Recommendations > Cervical Cancer

The UK NSC recommendation on Cervical Cancer screening in women (currently in consultation)

 

This recommendation is currently being reviewed as part of the UK NSC's regular review cycle of all policies.

The review process began in Jun 2014 and is estimated to be completed by Nov 2015.

» Download the expert review documents for Cervical Cancer as a zip file

The UK NSC welcomes comments and feedback on the expert review during the consultation period that lasts from 31/07/2015 until 02/11/2015. Please send comments to Adrian Byrtus by e-mail using this feedback form.

Please note that all consultation submissions will be published on this page when the review is complete. Full details can be found in the confidentiality and disclosure section at the bottom of this page.

Recommendation Systematic population screening programme recommended
 

Evidence to support continuation or cessation of existing screening programmes should be reviewed regularly. The process for this is currently being revised, which is why this topic does not currently have a review date. The new process will be published in due course. Each programme has an active portfolio of research, evidence and audit to support continual improvement. Find out more about cervical cancer screening in England.


The UK NSC is commencing a public consultation on whether to change the primary screening test used within the Cervical cancer screening programme.

The programme currently adopts liquid based cytology as the primary screen. The proposal is to replace this with testing for human papillomavirus (HPV) as the primary screening test.
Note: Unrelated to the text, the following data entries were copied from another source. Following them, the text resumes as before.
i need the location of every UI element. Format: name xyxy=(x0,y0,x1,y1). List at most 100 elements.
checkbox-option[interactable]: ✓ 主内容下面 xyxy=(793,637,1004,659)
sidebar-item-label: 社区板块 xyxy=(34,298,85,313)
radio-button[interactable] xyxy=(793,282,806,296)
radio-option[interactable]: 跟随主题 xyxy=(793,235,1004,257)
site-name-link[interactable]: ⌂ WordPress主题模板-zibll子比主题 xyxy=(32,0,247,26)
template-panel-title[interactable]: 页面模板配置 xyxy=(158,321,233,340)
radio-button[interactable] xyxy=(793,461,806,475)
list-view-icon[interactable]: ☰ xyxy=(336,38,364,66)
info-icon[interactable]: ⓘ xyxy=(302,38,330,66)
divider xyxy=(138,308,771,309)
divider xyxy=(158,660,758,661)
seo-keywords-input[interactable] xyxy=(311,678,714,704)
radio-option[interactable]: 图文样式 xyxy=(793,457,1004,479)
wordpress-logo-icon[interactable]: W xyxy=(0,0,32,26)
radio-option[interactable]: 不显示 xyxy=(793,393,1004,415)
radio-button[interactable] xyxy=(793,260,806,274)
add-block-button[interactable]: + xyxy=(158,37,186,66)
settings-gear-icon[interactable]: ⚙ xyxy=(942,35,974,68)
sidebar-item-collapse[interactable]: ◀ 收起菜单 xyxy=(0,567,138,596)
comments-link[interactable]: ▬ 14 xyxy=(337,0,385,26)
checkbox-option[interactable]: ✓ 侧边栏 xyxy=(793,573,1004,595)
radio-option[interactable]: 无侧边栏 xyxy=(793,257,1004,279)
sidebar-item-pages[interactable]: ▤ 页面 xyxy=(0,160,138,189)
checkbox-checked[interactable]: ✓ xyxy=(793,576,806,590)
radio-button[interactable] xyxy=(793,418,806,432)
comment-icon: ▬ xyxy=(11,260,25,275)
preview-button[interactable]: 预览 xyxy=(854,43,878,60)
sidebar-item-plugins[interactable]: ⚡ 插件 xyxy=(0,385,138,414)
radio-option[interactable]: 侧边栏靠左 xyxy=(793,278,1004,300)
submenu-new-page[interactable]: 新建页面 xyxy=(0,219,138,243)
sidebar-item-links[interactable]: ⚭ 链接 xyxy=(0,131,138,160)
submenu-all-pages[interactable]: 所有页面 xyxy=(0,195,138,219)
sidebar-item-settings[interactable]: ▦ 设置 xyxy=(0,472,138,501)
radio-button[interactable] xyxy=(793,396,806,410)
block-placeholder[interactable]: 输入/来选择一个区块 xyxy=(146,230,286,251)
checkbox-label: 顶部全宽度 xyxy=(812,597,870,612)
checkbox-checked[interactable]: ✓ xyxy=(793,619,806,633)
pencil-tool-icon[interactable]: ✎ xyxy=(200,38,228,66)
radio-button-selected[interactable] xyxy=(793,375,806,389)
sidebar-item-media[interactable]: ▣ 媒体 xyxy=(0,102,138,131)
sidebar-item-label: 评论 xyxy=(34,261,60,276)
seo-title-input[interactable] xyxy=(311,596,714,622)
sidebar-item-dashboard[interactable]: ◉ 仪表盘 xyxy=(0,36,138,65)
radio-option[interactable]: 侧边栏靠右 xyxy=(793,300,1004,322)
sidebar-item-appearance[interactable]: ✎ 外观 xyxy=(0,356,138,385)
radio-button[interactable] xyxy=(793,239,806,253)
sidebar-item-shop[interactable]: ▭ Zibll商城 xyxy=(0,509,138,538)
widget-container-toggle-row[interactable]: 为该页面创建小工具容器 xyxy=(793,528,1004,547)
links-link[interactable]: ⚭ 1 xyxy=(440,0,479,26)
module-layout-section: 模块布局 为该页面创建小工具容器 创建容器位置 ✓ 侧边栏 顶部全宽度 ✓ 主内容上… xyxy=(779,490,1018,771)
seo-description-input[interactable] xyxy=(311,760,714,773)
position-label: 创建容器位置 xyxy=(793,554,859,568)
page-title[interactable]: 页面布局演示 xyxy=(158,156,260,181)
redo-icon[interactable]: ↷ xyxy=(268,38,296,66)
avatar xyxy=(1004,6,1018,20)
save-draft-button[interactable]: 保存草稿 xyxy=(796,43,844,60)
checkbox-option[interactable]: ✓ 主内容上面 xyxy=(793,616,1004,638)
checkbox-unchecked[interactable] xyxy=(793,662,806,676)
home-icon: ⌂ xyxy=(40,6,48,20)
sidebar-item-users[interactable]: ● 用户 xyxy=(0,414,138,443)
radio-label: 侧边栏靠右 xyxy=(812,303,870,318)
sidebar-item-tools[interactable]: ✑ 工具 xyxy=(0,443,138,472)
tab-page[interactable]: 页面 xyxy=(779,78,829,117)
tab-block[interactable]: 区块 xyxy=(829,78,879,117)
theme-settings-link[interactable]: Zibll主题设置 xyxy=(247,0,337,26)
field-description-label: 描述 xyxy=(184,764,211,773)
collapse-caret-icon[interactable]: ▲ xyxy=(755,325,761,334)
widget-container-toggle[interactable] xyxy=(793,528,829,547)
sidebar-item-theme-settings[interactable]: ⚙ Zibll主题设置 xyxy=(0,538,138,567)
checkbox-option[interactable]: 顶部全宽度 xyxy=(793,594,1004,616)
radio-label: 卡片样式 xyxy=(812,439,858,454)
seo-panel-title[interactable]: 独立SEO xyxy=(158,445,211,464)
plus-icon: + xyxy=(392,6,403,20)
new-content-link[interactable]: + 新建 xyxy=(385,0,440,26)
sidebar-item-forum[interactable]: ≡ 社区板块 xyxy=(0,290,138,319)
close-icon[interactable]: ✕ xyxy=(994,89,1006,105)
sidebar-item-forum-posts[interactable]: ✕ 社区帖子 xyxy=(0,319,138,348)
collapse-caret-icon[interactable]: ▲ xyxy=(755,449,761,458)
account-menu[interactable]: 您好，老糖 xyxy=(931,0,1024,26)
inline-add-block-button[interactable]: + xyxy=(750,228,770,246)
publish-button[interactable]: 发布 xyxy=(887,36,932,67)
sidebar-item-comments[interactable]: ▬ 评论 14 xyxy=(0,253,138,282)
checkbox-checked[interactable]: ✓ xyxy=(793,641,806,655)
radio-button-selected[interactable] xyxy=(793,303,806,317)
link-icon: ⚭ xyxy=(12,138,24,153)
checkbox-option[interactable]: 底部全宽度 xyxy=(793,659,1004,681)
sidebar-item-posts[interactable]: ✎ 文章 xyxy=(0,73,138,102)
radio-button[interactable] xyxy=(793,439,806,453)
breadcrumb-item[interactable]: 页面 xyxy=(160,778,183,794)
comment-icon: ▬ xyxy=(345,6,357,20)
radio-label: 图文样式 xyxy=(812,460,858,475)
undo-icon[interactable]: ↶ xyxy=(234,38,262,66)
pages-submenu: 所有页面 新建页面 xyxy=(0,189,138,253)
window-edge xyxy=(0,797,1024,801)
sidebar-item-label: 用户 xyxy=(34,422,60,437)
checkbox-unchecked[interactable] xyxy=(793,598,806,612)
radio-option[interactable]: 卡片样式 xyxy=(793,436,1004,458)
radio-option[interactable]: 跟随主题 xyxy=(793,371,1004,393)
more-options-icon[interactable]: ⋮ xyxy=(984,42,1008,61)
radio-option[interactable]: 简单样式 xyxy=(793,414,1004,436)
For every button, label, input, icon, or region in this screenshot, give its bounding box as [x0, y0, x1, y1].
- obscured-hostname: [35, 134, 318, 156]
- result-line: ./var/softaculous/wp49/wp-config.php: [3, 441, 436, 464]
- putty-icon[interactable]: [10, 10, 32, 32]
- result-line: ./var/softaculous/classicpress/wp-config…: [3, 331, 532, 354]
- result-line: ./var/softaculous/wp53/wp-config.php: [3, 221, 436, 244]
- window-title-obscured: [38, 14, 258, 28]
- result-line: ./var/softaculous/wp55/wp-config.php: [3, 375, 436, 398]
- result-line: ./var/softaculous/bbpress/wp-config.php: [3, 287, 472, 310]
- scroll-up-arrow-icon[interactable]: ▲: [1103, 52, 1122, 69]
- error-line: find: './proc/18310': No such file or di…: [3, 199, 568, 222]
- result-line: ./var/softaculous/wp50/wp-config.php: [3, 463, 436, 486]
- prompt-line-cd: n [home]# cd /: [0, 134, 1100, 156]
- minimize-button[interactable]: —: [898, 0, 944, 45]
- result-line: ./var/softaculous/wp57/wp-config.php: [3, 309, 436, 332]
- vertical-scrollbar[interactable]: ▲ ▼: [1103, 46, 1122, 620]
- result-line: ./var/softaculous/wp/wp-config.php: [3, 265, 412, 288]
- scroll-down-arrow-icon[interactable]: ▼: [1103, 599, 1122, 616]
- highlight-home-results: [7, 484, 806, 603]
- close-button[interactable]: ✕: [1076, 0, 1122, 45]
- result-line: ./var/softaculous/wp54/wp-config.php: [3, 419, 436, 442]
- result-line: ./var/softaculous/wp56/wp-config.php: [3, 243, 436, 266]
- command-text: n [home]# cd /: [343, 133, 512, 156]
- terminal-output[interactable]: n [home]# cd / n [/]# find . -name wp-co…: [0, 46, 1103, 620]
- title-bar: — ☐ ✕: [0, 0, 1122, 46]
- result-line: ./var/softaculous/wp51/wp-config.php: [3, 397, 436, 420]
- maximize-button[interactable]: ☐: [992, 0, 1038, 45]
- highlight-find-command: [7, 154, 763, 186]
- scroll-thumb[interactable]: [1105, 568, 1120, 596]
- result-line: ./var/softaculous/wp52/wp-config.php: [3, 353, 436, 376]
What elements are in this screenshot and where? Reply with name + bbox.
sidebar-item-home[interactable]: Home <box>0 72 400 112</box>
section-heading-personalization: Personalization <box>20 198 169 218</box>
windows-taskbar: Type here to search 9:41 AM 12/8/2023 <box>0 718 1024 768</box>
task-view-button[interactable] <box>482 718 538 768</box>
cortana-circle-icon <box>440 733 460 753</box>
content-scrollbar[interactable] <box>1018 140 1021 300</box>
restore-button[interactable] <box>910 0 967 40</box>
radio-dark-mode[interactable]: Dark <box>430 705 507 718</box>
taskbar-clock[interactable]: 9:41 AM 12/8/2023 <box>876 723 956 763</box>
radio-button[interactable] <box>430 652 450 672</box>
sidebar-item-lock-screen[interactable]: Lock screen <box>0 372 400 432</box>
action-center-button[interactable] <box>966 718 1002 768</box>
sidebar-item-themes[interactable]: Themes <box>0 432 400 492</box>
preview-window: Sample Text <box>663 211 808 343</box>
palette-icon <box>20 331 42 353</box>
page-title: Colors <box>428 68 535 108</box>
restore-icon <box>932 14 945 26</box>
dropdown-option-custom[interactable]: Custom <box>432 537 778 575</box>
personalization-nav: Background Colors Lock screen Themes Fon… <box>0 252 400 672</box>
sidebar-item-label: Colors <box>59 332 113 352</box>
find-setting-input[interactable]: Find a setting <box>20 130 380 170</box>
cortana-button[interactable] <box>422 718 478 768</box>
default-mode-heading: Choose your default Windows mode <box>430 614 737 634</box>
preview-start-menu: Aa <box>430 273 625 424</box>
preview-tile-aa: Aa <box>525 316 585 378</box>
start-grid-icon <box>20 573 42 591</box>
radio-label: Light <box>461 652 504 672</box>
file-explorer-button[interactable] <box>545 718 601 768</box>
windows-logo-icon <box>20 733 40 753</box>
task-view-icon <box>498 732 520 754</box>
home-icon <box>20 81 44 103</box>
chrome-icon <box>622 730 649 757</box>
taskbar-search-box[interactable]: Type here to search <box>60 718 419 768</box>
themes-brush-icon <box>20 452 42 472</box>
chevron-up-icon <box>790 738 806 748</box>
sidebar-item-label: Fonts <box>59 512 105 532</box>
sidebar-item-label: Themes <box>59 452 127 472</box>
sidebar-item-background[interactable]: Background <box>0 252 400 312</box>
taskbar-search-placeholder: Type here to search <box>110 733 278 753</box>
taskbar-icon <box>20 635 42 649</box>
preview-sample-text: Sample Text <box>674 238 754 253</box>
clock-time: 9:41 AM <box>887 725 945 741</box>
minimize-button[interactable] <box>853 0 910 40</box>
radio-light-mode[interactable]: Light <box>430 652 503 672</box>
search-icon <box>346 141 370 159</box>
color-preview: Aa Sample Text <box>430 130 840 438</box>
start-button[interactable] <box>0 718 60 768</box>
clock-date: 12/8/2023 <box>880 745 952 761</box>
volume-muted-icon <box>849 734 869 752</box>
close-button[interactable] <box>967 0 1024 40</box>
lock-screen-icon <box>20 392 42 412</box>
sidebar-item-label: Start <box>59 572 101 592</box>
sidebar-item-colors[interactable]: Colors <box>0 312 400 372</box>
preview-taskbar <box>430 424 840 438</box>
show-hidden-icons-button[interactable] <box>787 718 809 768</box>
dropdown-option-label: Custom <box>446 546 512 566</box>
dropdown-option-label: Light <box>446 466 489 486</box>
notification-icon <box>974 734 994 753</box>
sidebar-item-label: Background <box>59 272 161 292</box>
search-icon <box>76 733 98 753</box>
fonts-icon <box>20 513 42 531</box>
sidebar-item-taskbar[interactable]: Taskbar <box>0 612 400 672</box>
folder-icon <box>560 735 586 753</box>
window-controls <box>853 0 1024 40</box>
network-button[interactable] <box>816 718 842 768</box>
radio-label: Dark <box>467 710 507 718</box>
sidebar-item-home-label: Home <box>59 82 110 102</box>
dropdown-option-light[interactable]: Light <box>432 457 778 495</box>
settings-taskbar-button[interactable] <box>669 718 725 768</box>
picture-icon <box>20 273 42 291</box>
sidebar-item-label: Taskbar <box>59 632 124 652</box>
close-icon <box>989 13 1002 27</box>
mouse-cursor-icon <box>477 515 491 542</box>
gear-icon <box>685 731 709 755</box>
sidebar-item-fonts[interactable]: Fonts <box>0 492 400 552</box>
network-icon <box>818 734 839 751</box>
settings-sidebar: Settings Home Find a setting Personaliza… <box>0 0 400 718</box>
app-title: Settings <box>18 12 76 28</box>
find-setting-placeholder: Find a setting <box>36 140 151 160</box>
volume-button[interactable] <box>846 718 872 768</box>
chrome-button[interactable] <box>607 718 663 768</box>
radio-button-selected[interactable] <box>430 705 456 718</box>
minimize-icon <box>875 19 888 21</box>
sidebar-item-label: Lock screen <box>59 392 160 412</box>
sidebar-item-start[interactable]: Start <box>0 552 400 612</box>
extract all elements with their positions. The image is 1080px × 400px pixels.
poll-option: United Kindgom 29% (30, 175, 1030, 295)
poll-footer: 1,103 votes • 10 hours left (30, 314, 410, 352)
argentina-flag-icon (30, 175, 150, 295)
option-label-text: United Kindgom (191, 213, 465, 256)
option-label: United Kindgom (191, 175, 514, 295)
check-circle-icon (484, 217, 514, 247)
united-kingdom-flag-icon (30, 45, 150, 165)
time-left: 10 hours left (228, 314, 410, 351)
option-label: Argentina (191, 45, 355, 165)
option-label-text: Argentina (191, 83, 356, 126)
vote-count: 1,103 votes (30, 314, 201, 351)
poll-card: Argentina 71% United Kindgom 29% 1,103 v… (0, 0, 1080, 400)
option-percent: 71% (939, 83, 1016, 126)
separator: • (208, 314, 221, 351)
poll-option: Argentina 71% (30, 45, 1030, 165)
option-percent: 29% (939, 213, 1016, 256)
Screening is recommended by the UK NSC. It recommended in November 2012 that the age of first invitation for cervical screening should be raised to 25 in Wales and Scotland on the basis that there is evidence of a large number of women screened and treated with relatively little benefit below this age. Screening for women aged 50-64 should be undertaken five yearly. 

A number of Questions and Answers have been written to help explain the rationale for starting screening at age 25 rather than 20.

 

Find general information about population health screening.

More about Cervical Cancer

The cervix is the lower part (or neck) of the womb, made of muscle tissue. It is the entrance to the womb from the vagina. Cancer of the cervix is a relatively rare type of cancer. In the UK, approximately 2,800 women are diagnosed with it each year.

» Read more about cervical cancer on NHS Choices

» Read more about cervical cancer on Cancerbackup

Screening in the UK

Compare how screening is offered across the UK.

Stakeholders

The British Association for Cancer Research
British Association for Cytopathology
British Association of Surgical Oncology
The British Society for Colposcopy and Cervical Pathology
Cancer Research UK
Jo's Cervical Cancer Trust
Royal College of General Practitioners
Royal College of Nursing Colposcopy Nurses Group
Royal College of Pathologists
Royal College of Physicians
Royal College of Physicians of Edinburgh
Royal College of Surgeons
Society and College of Radiographers

The stakeholder groups will be involved when the recommendation is next reviewed. If you think your organisation should be added, please contact us. More about the recommendation review process, including the role of stakeholders, can be found in the guide to Engaging with the UK NSC's recommendation review process.

Related documents

icon Appendix 1: Welsh discussion paper on cervical screening policy (PDF document, 638KB, 10/05/12)
icon Appendix 2: Comparison of screening from age 20 and age 25 (PowerPoint presentation, 119KB, 10/05/12)
icon Summary and consultation responses for age of first invitation for cervical screening and frequency of invitation for women aged between 50 to 64 years paper (PDF document, 8.52MB, 11/12/12)

Confidentiality and disclosure

The UK NSC aims to publish all responses to recommendation consultations in full. However we realise that some respondents may wish to remain anonymous. The consultation feedback form enables respondents to specify that their name should not be made public.

The UK NSC operates in accordance with the access to information regimes (primarily the Freedom of Information Act 2000 (FOIA), the Data Protection Act 1998 (DPA) and the Environmental Information Regulations 2004). As such it will always be necessary to remove patient identifiable information, even if permission to publish this has been specifically given.

If you want the information that you provide to be treated as confidential, please be aware that, under the FOIA, there is a statutory Code of Practice with which public authorities must comply and which deals, amongst other things, with obligations of confidence. In view of this, it would be helpful if you could explain to us why you regard the information you have provided as confidential. If we receive a request for disclosure of the information we will take full account of your explanation, but we cannot give an assurance that confidentiality can be maintained in all circumstances. An automatic confidentiality disclaimer generated by your IT system will not, of itself, be regarded as binding on the UK National Screening Committee.

The UK National Screening Committee will process your personal data in accordance with the DPA and, in most circumstances, this will mean that your personal data will not be disclosed to third parties.